Though gun laws are heavily regulated in Australia, highly functional tactical and military gear is readily available for law enforcement personnel and all members of the Australian Defence Force. For ammunition carry, weapons operators will be looking at serviceable ammo pouches, wallets and bags for standard-issue handguns and rifles.
Options for Service Personnel
Military ammunition pouches vary in the number of rounds and magazines they can carry. The typical divide here is between single and double pouches. Single pouches are a good option if you prefer the compact size that fits easily on any PALS and MOLLE compatible gear, including belts, armour carriers and chest rigs. They won’t inhibit movement, nor take up too much space for any added gear you may need. Double pouches carry up to two magazines and are the recommended option when extra ammo is what you’ll need.
Another point of contention is between open or closed pouches. The distinction here is faster draw versus increased ammunition security. Open pouches provide quicker access to ammo, but if you’re after more security then a closed pouch might suit you more. Better retention or how well the ammunition pouch holds a magazine or separate rounds rivals draw speed or access to the ammunition as the two most important criteria when selecting. Other factors are insertion speed, or how quickly a magazine or rounds fit in the pouch; versatility and adjustability, or whether the pouch can accommodate magazines or rounds of different types and calibres; and build and materials adding to specific properties.
Types of Ammunition Pouches
Categories here are plenty. Ammunition pouches will differ in design, taking on different forms, the number of rounds they can carry and the type of calibre, as well as the materials used in their construction. The application also differentiates pouches between those used by the military and those by law enforcement personnel.
Pouches come in different forms, depending on how rounds and ammunition magazines are carried. For horizontally mounted pouches, with round stacked vertically, PALS compatible belt clips are the most common option. These can be from 1 to 10 separate columns, and house smaller calibre rounds in single or dual arrangements, most often 9mm.

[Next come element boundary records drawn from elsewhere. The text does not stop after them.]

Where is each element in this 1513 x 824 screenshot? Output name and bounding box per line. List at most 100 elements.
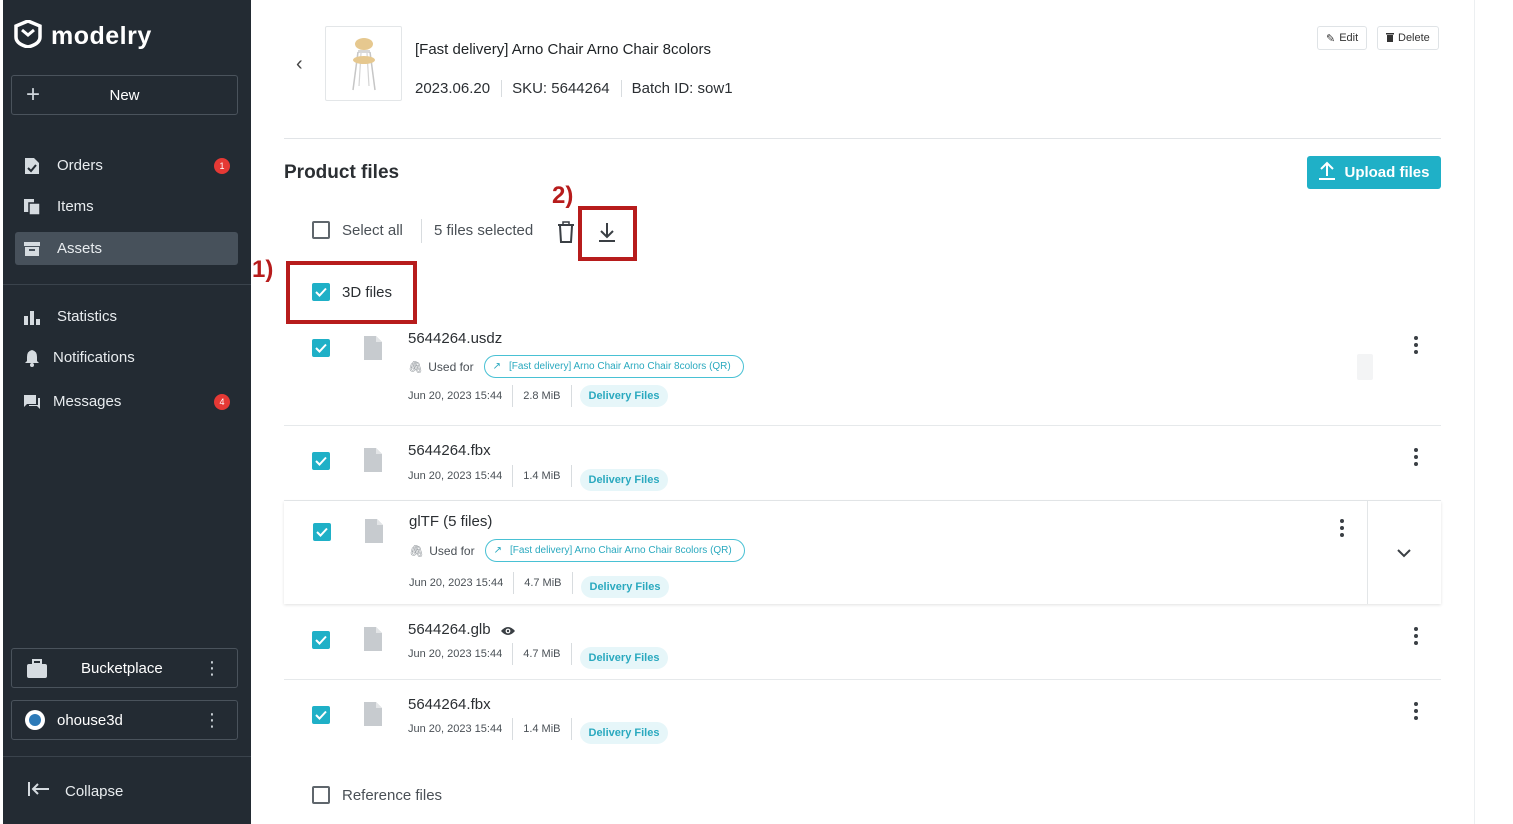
upload-files-button[interactable]: Upload files	[1307, 156, 1441, 189]
file-name[interactable]: 5644264.glb	[408, 621, 491, 638]
used-for-label: Used for	[429, 543, 475, 558]
file-meta: Jun 20, 2023 15:44 2.8 MiB Delivery File…	[408, 385, 669, 407]
file-icon	[363, 626, 383, 657]
org-switcher-bucketplace[interactable]: Bucketplace ⋮	[11, 648, 238, 688]
sidebar-item-label: Items	[57, 198, 94, 215]
edit-button[interactable]: ✎ Edit	[1317, 26, 1368, 50]
file-checkbox[interactable]	[312, 339, 330, 357]
delete-label: Delete	[1398, 32, 1430, 44]
orders-badge: 1	[214, 158, 230, 174]
trash-icon	[1386, 32, 1394, 45]
assets-icon	[23, 240, 41, 258]
file-date: Jun 20, 2023 15:44	[409, 572, 515, 594]
used-for-row: 🖇 Used for ↗ [Fast delivery] Arno Chair A…	[408, 355, 744, 378]
header-divider	[284, 138, 1441, 139]
back-chevron-icon[interactable]: ‹	[296, 53, 303, 76]
file-menu-icon[interactable]	[1413, 336, 1419, 354]
file-checkbox[interactable]	[312, 631, 330, 649]
used-for-chip-label: [Fast delivery] Arno Chair Arno Chair 8c…	[509, 545, 732, 556]
group-reference-files[interactable]: Reference files	[312, 786, 442, 804]
file-date: Jun 20, 2023 15:44	[408, 643, 514, 665]
file-size: 1.4 MiB	[513, 718, 572, 740]
file-menu-icon[interactable]	[1413, 702, 1419, 720]
file-size: 4.7 MiB	[514, 572, 573, 594]
file-menu-icon[interactable]	[1413, 448, 1419, 466]
group-3d-files[interactable]: 3D files	[312, 283, 392, 301]
org-menu-icon[interactable]: ⋮	[203, 711, 221, 729]
scroll-handle[interactable]	[1357, 354, 1373, 380]
file-meta: Jun 20, 2023 15:44 1.4 MiB Delivery File…	[408, 714, 669, 744]
group-3d-checkbox[interactable]	[312, 283, 330, 301]
product-title: [Fast delivery] Arno Chair Arno Chair 8c…	[415, 41, 711, 58]
messages-badge: 4	[214, 394, 230, 410]
group-3d-label: 3D files	[342, 283, 393, 301]
used-for-chip[interactable]: ↗ [Fast delivery] Arno Chair Arno Chair 8…	[484, 539, 745, 562]
sidebar-item-label: Assets	[57, 240, 103, 257]
sidebar-item-assets[interactable]: Assets	[15, 232, 238, 265]
file-name[interactable]: glTF (5 files)	[409, 513, 492, 530]
org-switcher-ohouse3d[interactable]: ohouse3d ⋮	[11, 700, 238, 740]
external-link-icon: ↗	[492, 361, 501, 372]
modelry-logo-icon	[13, 19, 43, 53]
sidebar-item-label: Statistics	[57, 308, 118, 325]
messages-icon	[23, 393, 41, 411]
used-for-chip[interactable]: ↗ [Fast delivery] Arno Chair Arno Chair 8…	[483, 355, 744, 378]
items-icon	[23, 198, 41, 216]
file-checkbox[interactable]	[312, 452, 330, 470]
file-name[interactable]: 5644264.fbx	[408, 696, 491, 713]
new-button[interactable]: + New	[11, 75, 238, 115]
sidebar-divider	[3, 756, 251, 757]
delete-selected-button[interactable]	[556, 221, 576, 248]
sidebar-item-label: Notifications	[53, 349, 135, 366]
product-batch: Batch ID: sow1	[631, 80, 733, 97]
trash-icon	[556, 221, 576, 248]
plus-icon: +	[26, 81, 41, 108]
file-size: 1.4 MiB	[513, 465, 572, 487]
file-meta: Jun 20, 2023 15:44 4.7 MiB Delivery File…	[408, 639, 669, 669]
toolbar-divider	[421, 219, 422, 243]
briefcase-icon	[26, 659, 48, 683]
file-menu-icon[interactable]	[1413, 627, 1419, 645]
sidebar-item-notifications[interactable]: Notifications	[15, 341, 238, 374]
annotation-box-download	[578, 206, 637, 261]
file-tag: Delivery Files	[579, 385, 669, 407]
sidebar-item-messages[interactable]: Messages 4	[15, 385, 238, 418]
section-title: Product files	[284, 162, 400, 183]
file-tag: Delivery Files	[579, 469, 669, 491]
org-menu-icon[interactable]: ⋮	[203, 659, 221, 677]
sidebar-item-orders[interactable]: Orders 1	[15, 149, 238, 182]
org-label: Bucketplace	[81, 659, 163, 677]
statistics-icon	[23, 308, 41, 326]
file-menu-icon[interactable]	[1339, 519, 1345, 537]
delete-button[interactable]: Delete	[1377, 26, 1439, 50]
edit-label: Edit	[1339, 32, 1359, 44]
gltf-divider	[1367, 501, 1368, 604]
product-thumbnail	[325, 26, 402, 101]
file-checkbox[interactable]	[312, 706, 330, 724]
brand-logo[interactable]: modelry	[13, 19, 152, 53]
chevron-down-icon[interactable]	[1396, 545, 1412, 563]
file-tag: Delivery Files	[579, 722, 669, 744]
reference-files-checkbox[interactable]	[312, 786, 330, 804]
select-all-control[interactable]: Select all	[312, 221, 403, 239]
collapse-button[interactable]: Collapse	[27, 781, 123, 801]
file-icon	[363, 701, 383, 732]
file-tag: Delivery Files	[579, 647, 669, 669]
file-name[interactable]: 5644264.usdz	[408, 330, 502, 347]
upload-label: Upload files	[1344, 164, 1430, 181]
sidebar-item-items[interactable]: Items	[15, 190, 238, 223]
used-for-row: 🖇 Used for ↗ [Fast delivery] Arno Chair A…	[409, 539, 745, 562]
file-meta: Jun 20, 2023 15:44 4.7 MiB Delivery File…	[409, 568, 670, 598]
file-size: 2.8 MiB	[513, 385, 572, 407]
sidebar-item-statistics[interactable]: Statistics	[15, 300, 238, 333]
org-label: ohouse3d	[57, 711, 123, 729]
product-date: 2023.06.20	[415, 80, 503, 97]
reference-files-label: Reference files	[342, 786, 443, 804]
file-name[interactable]: 5644264.fbx	[408, 442, 491, 459]
file-checkbox[interactable]	[313, 523, 331, 541]
select-all-label: Select all	[342, 221, 403, 239]
paperclip-icon: 🖇	[409, 543, 425, 558]
select-all-checkbox[interactable]	[312, 221, 330, 239]
file-meta: Jun 20, 2023 15:44 1.4 MiB Delivery File…	[408, 461, 669, 491]
product-sku: SKU: 5644264	[512, 80, 622, 97]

Vest-mounted clips are similar, but are geared towards larger rounds in automatic and semi-automatic military issue rifles used by the ADF, like the .50 (12.7mm) rounds in the Barrett M82 sniper and are visibly larger. Ammo wallets are another option, and are good for carrying single magazines or up to 12 rounds at a time. Their slim profile and smaller footprint allow more choice in carrying and mounting. Lastly, when you need the most ammo, consider carrying all the extra rounds you need in an ammo shoulder bag. This is worn like a satchel and useful for larger rounds and rounds of varying calibre.

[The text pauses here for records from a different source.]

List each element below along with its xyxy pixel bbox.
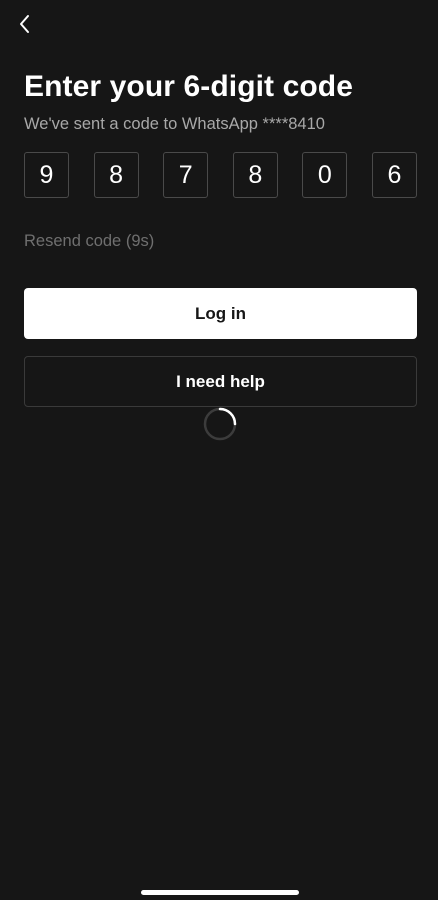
verification-screen: Enter your 6-digit code We've sent a cod… <box>0 0 438 900</box>
code-digit-4[interactable]: 8 <box>232 152 278 198</box>
page-title: Enter your 6-digit code <box>24 70 354 103</box>
home-indicator <box>141 890 299 895</box>
spinner-icon <box>203 407 237 441</box>
chevron-left-icon <box>20 15 29 33</box>
code-digit-1[interactable]: 9 <box>24 152 69 198</box>
page-subtitle: We've sent a code to WhatsApp ****8410 <box>24 115 325 133</box>
help-button[interactable]: I need help <box>24 356 417 407</box>
code-digit-5[interactable]: 0 <box>302 152 348 198</box>
resend-code-link: Resend code (9s) <box>24 232 155 250</box>
code-digit-6[interactable]: 6 <box>371 152 417 198</box>
code-input-group: 9 8 7 8 0 6 <box>24 152 417 200</box>
code-digit-2[interactable]: 8 <box>93 152 139 198</box>
code-digit-3[interactable]: 7 <box>163 152 209 198</box>
back-button[interactable] <box>12 10 36 38</box>
login-button[interactable]: Log in <box>24 288 417 339</box>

Materials in Ammunition Pouches
Pouches need to endure tough combat conditions. Materials include traditional cloth pouches, those made from thermoplastics, hybrid pouches with cloth and thermoplastic, and leather. Except for leather, all materials listed are found in both military and pouches used by law enforcement officials.
Cloth Ammo Pouches
Cloth is easy to work with, relatively cheap and sourced in tough-wearing nylon Cordura. Enclosures are often Velcro, bungee or snap flaps for quick draw speed. Retention is not the best there is, and neither insertion, and flaps often get in the way. Nevertheless, cloth pouches are some of the more accessible, easily fit MOLLE systems and can be found in most military stores. Advanced versions of cloth pouches known as fast mags have a quick draw and inserting speed due to more efficient use of straps and are adjustable for carrying other ammo and equipment, like radios or grenades with additional stitched slots.

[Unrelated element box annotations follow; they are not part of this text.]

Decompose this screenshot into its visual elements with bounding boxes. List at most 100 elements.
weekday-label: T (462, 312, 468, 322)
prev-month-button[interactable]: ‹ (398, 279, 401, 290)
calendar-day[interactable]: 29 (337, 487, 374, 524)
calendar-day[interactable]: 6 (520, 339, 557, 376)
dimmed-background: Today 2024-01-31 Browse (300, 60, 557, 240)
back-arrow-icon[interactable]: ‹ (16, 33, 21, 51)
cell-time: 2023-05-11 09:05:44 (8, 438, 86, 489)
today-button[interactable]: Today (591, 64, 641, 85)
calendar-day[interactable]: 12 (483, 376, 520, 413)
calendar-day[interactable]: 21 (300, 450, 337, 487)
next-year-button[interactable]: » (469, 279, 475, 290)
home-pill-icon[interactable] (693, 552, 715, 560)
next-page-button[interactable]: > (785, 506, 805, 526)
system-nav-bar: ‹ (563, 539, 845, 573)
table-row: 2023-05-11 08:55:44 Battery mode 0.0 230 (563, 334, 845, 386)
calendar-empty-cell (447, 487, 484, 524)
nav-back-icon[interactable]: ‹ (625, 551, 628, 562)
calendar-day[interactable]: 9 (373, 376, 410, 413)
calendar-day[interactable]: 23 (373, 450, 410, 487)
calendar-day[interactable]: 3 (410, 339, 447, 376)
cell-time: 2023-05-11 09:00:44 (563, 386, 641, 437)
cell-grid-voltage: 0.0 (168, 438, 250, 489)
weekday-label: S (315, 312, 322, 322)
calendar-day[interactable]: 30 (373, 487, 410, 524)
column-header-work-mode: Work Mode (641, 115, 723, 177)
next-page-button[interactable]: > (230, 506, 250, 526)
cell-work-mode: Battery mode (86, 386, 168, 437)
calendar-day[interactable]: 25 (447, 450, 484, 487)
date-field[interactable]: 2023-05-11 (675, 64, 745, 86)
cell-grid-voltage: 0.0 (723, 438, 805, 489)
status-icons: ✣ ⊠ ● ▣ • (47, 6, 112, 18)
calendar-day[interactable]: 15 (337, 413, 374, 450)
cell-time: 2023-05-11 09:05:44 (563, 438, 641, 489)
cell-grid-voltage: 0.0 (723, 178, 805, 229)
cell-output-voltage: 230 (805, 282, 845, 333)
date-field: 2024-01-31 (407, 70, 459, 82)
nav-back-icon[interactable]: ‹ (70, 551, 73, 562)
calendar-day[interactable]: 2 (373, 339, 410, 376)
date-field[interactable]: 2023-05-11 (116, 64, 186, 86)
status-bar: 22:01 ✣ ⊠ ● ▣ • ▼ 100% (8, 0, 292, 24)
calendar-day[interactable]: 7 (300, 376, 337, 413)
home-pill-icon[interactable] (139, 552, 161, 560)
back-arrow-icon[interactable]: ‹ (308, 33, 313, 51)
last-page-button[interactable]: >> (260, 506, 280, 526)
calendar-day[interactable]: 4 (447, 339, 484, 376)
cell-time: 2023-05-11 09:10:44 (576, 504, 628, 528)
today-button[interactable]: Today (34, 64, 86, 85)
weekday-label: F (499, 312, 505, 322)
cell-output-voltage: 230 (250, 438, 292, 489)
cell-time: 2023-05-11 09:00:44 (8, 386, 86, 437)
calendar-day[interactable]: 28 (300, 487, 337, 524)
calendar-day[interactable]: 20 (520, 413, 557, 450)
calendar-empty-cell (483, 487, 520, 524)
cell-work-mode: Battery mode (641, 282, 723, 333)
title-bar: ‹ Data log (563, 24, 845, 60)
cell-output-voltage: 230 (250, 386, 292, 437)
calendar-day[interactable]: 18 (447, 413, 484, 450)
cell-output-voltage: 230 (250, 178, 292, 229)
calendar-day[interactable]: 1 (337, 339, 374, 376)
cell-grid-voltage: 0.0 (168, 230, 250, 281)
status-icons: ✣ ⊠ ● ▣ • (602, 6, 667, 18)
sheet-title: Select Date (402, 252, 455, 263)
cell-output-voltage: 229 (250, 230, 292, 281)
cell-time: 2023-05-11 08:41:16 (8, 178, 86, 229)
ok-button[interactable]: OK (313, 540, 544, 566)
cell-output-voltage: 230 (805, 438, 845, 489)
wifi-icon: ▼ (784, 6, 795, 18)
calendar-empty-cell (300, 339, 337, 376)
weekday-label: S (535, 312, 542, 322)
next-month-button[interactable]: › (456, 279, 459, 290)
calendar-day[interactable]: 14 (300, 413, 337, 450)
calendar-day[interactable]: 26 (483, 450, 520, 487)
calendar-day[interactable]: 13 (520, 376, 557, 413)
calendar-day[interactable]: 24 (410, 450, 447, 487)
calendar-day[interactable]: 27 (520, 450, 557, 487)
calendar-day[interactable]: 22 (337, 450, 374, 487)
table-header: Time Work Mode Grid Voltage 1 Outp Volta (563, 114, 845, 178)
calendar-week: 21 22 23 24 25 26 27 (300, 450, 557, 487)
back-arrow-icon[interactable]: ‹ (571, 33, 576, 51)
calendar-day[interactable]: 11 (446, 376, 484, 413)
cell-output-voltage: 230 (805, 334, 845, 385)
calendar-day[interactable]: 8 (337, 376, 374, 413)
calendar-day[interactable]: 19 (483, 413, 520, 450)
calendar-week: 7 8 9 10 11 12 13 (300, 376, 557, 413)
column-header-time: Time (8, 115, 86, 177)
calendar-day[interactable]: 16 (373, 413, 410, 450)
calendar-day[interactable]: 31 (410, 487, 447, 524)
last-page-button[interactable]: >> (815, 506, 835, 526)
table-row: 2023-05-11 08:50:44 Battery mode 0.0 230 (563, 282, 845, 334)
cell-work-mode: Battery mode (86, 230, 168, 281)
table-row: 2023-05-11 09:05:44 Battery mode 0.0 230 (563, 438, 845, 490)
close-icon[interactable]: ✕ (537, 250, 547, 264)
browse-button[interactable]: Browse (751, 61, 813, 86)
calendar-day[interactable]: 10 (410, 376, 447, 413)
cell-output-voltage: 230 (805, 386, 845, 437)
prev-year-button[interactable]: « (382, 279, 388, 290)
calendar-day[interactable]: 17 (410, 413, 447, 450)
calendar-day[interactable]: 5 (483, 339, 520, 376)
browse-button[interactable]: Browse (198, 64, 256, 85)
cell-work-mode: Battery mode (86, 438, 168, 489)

Thermoplastic and Hybrid Pouches
These are made of flexible thermoplastics. Kydex is a rigid yet malleable thermoplastic -tough, waterproof, abrasion and chemical resistant. It also holds its form better than cloth, so has better retention and is often moulded to suit the shape and size of specific ammunition magazines. There’s no need for straps or flaps, and this also improves draw and insertion speeds. They are low profile and are often better ergonomically. Not all is good though, and there’s limited flexibility in terms of ammunition types that a Kydex pouch can carry and that they require more MOLLE space than cloth. Take into account that you won’t be able to attach other pouches on top.
Hybrid pouches are designed to offer the best balance between retention and flexibility, so use a combination of cloth and thermoplastic in all the right places, especially the inserts and tensioners. As such, they’re still a costly choice.
Prices are relatively affordable across a range of different pouches, so not often not the make-or-break factor. When choosing the right ammo pouch, or for that matter, basic military clothing like pants, needs to come first. Materials can affect ammo draw and retention, but you still need the right pouch for the ammunition that goes with your weapon (or weapons) and one that will carry the needed number of rounds.